Бесконечные дремучие, девственные леса вологодские сливаются на севере с тундрой, берегом Ледовитого океана, на восток, через Уральский хребет, с сибирской тайгой, которой, кажется, и конца-края нет, а на западе опять до моря тянутся леса да болота, болота да леса.

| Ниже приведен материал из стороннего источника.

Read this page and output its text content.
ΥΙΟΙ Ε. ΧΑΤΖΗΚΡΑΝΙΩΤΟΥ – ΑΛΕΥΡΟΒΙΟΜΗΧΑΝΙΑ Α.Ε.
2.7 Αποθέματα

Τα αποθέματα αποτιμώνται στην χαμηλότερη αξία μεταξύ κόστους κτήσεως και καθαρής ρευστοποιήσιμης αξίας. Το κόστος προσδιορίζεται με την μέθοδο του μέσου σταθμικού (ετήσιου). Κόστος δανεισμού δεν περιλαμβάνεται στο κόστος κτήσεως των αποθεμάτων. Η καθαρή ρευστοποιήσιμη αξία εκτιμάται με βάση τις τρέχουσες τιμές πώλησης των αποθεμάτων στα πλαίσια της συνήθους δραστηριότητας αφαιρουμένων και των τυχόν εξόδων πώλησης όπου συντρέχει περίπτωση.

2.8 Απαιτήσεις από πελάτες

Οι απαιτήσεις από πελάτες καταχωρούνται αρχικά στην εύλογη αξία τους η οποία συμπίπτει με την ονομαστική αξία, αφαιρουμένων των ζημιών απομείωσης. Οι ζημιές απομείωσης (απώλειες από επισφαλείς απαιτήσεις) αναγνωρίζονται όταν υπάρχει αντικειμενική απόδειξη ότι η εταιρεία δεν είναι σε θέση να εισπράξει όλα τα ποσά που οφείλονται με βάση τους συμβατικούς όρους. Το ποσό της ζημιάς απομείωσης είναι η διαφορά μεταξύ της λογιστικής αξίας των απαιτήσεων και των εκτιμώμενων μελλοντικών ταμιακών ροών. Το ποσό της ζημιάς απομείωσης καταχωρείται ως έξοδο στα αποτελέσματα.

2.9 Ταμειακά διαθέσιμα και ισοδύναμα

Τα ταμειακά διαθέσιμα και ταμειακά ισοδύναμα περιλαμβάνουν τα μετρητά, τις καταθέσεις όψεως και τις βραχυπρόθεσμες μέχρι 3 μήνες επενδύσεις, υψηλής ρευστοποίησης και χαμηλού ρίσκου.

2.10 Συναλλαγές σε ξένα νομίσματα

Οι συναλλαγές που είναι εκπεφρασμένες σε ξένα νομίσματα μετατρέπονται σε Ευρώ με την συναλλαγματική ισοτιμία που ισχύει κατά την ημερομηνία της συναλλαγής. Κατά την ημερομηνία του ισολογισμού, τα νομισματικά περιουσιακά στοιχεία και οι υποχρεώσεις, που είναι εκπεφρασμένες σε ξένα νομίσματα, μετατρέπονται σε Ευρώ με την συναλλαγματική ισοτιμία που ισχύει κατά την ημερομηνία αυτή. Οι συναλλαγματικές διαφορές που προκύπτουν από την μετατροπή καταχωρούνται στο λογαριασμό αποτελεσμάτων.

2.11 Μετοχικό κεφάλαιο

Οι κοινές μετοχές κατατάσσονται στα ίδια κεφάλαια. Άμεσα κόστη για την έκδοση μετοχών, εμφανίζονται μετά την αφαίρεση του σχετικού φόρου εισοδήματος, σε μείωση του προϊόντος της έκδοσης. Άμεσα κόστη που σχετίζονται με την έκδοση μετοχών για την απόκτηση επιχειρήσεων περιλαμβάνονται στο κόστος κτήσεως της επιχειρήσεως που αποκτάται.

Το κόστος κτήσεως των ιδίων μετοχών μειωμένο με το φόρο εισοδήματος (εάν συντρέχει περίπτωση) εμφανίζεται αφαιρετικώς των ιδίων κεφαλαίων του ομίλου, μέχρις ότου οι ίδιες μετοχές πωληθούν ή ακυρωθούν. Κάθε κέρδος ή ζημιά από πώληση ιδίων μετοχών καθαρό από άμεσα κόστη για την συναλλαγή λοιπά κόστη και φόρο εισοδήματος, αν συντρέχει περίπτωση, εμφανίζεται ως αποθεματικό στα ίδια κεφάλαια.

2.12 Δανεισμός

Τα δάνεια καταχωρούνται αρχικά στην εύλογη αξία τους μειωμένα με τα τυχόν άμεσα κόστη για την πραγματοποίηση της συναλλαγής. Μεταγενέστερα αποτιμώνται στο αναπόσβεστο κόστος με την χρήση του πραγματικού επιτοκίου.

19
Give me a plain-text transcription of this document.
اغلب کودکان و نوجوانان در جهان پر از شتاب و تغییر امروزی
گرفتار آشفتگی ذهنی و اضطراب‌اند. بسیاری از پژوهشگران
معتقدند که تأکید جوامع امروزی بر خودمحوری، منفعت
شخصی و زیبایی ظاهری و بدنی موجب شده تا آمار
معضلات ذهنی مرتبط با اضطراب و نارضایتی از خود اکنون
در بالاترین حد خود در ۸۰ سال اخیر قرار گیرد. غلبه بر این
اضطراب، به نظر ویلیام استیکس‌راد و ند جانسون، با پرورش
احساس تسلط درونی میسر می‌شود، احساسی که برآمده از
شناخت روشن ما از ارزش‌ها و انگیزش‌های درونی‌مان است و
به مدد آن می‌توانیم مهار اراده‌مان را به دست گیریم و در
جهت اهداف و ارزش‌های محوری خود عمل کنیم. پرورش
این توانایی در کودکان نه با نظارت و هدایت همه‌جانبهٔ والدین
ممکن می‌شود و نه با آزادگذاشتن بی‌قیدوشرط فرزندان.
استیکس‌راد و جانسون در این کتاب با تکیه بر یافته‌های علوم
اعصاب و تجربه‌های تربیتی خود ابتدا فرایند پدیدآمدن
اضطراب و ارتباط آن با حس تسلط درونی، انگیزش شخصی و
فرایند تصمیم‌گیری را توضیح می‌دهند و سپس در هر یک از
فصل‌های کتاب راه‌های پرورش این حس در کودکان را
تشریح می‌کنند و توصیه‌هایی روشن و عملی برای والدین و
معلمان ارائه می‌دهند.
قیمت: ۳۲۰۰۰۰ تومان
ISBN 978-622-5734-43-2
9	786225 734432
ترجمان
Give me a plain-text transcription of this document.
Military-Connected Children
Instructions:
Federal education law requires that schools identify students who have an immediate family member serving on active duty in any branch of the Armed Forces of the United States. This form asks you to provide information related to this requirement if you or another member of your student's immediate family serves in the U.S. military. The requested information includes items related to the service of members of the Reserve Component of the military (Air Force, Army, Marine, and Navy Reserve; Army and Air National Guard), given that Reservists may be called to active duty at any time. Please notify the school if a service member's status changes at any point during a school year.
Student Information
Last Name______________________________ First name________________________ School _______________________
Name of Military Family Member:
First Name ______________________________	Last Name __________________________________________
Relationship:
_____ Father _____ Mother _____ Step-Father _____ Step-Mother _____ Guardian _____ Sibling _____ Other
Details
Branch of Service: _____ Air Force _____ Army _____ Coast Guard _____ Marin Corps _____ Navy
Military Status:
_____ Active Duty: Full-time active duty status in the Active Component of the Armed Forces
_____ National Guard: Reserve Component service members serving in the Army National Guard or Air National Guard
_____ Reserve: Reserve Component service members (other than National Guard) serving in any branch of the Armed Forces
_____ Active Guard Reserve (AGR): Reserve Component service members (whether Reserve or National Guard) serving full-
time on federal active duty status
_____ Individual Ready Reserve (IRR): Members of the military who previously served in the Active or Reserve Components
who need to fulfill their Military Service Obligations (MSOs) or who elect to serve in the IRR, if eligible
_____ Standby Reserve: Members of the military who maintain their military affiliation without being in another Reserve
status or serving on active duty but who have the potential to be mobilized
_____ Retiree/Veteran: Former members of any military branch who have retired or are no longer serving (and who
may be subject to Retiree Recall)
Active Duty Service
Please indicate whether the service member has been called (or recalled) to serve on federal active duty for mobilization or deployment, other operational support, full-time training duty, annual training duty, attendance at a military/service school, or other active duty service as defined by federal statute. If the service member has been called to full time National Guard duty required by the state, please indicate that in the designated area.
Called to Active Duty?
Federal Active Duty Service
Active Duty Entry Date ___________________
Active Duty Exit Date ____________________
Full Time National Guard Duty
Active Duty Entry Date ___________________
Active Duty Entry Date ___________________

И одна главная дорога с юга на север, до Белого моря, до Архангельска это Северная Двина. Дорога летняя. Зимняя дорога, по которой из Архангельска зимой рыбу возят, шла вдоль Двины, через села и деревни. Народ селился, конечно, ближе к пути, к рекам, а там, дальше глушь беспросветная, да болота непролазные, диким зверем населенные... Да и народ такой же дикий блудился от рождения до веку в этих лесах... Недаром говорили:
– Вологжане в трех соснах заблудились. И отвечали на это вологжане:
– Всяк заблудится! Сосна от сосны верст со сто, а меж соснами лесок строевой.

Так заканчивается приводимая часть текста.